By the same argument your knowledge is also not based on "facts" about the world, since you only learned about it by reading or listening. Absurd nonsense.
I did answer your question indirectly. By the reasoning in your argument, you yourself also don't know true or false. Your argument is logically flawed.
Do LLMs know true or false? It depends on how you define "know". By some definitions, they "know true or false" better than humans, as they can explain the concept and solve logic problems better than most humans can. However, by any definition that requires consciousness, they do not know because they are not conscious.
The average person spends a lot of time completely immersed in "false" entertainment. Actors are all liars, pretending to be someone they are not, doing things that didn't really happen, and yet many people are convinced it is all "true" for at least a few minutes.
People also believe crazy things like Flat Earth theory or that the Apollo moon landings were faked.
So LLMs have a conceptual understanding of true/false, strong logical problem solving to evaluate truth or falsity of logical statements, and factual understanding of what is true and false, better than many humans do. But they are not conscious therefore they are not conscious of what is true or false.
It certainly doesn't "look up" text data it has seen before. That shows a fundamental misunderstanding of how this stuff works. That's exactly why I use the example above of Alpha Zero and how it learns to play Go, since that demonstrates very clearly that it's not just looking things up.
And I have no idea what you mean by saying that it has no concept of true or false. Even the simplest computer programs have a concept of true or false, that's kind of the simplest data type, a boolean. Large language models have a much more sophisticated concept of true and false that has a lot more nuance. That's really a pretty ridiculous thing to say.
Yes, you don't understand what I said. The model has no concept of true or false. It only has embeddings. If 'asked' a question it can see if that is consistent with its embeddings and probabilities or not. This is not a representation of the real world, of facts, but simply a product of its training.
They have no inherent concept of true or false, sure. But what are you comparing them to? It would be bold to propose that humans have some inherent concept of true or false in a way that LLMs do not; for both humans and LLMs it seems to be emergent.
Yeah this isn't really true.

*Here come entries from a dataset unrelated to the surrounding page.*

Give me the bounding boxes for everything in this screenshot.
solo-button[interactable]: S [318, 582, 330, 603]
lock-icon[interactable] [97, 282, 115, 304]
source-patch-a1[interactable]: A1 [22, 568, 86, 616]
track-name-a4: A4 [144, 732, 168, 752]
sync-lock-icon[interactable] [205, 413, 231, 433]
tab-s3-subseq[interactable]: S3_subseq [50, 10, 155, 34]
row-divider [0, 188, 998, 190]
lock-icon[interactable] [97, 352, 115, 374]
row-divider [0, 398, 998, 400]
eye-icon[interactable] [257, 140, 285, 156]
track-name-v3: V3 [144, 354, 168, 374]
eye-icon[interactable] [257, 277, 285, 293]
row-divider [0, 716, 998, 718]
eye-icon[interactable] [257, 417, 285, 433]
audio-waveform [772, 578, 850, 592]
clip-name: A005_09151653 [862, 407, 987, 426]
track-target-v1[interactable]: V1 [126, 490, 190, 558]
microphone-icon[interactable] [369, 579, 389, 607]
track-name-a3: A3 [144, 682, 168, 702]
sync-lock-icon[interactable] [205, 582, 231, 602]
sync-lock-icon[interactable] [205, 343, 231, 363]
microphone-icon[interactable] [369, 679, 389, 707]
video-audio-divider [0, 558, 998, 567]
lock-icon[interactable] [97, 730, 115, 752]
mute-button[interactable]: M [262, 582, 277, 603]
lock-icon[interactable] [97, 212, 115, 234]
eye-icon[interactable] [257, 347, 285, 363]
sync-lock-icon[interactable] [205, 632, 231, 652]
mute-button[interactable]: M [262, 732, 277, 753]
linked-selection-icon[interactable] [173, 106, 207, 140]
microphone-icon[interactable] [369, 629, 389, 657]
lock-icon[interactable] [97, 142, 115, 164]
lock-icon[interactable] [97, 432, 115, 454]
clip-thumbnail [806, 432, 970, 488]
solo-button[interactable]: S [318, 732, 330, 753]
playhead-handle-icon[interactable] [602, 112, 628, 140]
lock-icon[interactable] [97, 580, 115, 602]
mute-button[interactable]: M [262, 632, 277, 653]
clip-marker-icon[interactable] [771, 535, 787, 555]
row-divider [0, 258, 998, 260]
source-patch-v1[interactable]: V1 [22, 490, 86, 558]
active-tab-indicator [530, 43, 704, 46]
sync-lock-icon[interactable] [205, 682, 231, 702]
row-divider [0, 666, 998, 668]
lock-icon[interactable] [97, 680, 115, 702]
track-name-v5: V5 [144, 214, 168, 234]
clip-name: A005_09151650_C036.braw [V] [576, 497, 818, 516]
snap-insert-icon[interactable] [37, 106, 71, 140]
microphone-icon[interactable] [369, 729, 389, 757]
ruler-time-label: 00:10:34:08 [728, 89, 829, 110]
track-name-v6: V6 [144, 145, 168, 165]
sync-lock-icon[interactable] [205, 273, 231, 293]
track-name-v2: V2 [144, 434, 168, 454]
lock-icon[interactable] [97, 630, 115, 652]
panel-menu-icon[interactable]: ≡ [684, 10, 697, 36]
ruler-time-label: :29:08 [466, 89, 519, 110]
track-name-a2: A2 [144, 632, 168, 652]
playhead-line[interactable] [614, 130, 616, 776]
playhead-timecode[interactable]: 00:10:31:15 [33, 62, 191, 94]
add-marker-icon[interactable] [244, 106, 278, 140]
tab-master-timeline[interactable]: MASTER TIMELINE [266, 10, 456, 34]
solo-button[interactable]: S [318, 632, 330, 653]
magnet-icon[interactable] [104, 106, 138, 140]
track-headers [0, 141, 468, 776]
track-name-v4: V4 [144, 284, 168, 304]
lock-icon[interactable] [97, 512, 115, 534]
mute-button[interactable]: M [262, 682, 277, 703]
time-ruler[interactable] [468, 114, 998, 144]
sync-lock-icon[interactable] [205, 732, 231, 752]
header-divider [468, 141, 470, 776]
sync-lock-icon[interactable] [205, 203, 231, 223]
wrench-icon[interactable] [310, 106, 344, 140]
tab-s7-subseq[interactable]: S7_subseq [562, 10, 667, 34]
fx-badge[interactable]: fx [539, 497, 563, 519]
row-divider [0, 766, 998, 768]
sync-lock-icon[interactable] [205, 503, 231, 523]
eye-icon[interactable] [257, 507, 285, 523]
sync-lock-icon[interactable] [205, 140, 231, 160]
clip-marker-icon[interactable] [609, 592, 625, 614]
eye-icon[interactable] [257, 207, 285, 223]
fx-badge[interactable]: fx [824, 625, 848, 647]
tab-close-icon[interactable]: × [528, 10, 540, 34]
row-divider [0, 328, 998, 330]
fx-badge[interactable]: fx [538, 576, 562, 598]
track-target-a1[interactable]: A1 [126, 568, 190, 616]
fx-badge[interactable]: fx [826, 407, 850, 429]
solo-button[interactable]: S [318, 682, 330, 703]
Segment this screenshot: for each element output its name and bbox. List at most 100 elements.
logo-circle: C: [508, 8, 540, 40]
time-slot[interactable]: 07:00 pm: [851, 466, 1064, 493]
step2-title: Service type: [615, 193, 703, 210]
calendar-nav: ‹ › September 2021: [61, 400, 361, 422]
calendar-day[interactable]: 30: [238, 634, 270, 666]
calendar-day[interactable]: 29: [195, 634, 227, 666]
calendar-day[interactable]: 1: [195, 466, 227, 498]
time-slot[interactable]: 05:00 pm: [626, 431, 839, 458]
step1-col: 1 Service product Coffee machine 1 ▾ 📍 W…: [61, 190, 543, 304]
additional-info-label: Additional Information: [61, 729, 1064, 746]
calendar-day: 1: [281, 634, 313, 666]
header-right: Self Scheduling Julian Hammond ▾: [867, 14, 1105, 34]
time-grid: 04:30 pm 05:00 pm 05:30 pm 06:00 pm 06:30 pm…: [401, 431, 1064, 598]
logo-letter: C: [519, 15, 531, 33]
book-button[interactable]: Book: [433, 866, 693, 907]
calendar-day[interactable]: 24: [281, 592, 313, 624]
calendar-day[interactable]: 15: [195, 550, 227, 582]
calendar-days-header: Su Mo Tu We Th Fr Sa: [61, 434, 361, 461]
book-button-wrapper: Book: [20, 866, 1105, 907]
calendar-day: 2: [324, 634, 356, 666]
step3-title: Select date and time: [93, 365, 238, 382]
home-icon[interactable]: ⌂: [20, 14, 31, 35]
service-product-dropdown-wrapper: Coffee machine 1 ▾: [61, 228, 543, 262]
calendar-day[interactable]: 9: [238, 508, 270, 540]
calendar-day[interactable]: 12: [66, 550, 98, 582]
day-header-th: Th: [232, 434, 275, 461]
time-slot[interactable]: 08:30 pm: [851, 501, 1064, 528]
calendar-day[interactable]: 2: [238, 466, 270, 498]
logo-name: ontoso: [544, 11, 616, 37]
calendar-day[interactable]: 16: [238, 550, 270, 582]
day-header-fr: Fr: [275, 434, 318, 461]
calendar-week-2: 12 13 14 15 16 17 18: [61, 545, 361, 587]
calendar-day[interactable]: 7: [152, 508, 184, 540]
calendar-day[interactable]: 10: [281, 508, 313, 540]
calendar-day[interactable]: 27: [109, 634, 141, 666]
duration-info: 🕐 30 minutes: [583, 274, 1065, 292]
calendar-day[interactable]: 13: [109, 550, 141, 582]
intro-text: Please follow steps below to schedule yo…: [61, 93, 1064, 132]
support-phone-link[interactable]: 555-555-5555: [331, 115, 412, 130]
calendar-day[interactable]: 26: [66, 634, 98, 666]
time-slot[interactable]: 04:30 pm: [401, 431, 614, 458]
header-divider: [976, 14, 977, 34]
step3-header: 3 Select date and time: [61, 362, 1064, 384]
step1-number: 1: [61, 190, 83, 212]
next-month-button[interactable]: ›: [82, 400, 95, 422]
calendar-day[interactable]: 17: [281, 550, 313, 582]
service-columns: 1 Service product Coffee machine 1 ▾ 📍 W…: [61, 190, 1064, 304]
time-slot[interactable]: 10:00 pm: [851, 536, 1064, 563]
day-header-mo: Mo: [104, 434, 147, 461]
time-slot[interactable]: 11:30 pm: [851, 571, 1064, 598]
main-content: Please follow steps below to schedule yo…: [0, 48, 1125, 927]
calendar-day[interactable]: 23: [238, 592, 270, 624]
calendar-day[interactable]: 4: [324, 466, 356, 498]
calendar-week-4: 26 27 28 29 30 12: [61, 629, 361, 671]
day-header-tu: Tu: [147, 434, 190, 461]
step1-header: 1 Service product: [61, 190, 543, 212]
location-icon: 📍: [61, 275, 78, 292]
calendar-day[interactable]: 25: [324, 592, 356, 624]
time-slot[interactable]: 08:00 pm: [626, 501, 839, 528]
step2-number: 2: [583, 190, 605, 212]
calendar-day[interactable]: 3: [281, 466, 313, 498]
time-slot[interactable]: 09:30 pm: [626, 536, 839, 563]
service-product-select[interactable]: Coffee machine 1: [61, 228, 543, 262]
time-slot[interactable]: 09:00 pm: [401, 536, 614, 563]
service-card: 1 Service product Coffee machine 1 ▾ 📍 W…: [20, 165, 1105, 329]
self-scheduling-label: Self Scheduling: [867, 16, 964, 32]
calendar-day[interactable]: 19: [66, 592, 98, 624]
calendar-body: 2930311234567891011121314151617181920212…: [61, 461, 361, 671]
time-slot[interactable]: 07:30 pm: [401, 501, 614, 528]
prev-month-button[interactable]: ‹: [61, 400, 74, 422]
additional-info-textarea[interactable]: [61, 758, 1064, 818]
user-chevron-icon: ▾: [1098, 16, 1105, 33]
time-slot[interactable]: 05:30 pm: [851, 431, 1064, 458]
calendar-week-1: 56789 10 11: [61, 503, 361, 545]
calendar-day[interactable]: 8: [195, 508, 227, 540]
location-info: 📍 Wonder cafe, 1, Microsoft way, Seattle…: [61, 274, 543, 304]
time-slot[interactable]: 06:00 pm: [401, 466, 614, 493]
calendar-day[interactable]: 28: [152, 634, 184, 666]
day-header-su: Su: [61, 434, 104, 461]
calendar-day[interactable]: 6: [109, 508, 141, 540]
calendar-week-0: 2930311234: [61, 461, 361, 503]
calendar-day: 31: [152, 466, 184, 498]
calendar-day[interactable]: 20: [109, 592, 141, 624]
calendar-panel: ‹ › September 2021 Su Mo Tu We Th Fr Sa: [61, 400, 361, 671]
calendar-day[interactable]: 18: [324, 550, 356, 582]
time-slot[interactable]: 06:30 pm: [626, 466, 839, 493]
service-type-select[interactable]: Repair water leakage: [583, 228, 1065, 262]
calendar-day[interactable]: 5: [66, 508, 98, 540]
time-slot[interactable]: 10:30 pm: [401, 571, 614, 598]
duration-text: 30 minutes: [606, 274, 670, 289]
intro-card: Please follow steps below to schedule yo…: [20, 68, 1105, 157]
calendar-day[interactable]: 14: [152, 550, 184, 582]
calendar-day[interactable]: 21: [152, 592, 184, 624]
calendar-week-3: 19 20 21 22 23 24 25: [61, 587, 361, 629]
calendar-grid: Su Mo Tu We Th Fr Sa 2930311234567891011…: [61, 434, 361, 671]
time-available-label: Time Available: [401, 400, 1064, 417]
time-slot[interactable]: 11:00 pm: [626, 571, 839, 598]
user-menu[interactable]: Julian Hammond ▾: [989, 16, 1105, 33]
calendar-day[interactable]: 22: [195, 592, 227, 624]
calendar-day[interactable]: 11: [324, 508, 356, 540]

There's not how humans work. For a variety of reasons, Plenty stick with their incorrect model despite the world indicating otherwise. In fact, this seems to be normal enough human behaviour. Everyone does it, for something or the other. You are no exception.
And yes LLMs can in fact tell truth from fiction.
GPT-4 logits calibration pre RLHF - https://imgur.com/a/3gYel9r
Just Ask for Calibration: Strategies for Eliciting Calibrated Confidence Scores from Language Models Fine-Tuned with Human Feedback - https://arxiv.org/abs/2305.14975
Teaching Models to Express Their Uncertainty in Words - https://arxiv.org/abs/2205.14334
Language Models (Mostly) Know What They Know - https://arxiv.org/abs/2207.05221
The Geometry of Truth: Emergent Linear Structure in Large Language Model Representations of True/False Datasets - https://arxiv.org/abs/2310.06824
Your argument seems to boil down to "they can't perform experiments" but that isn't true either.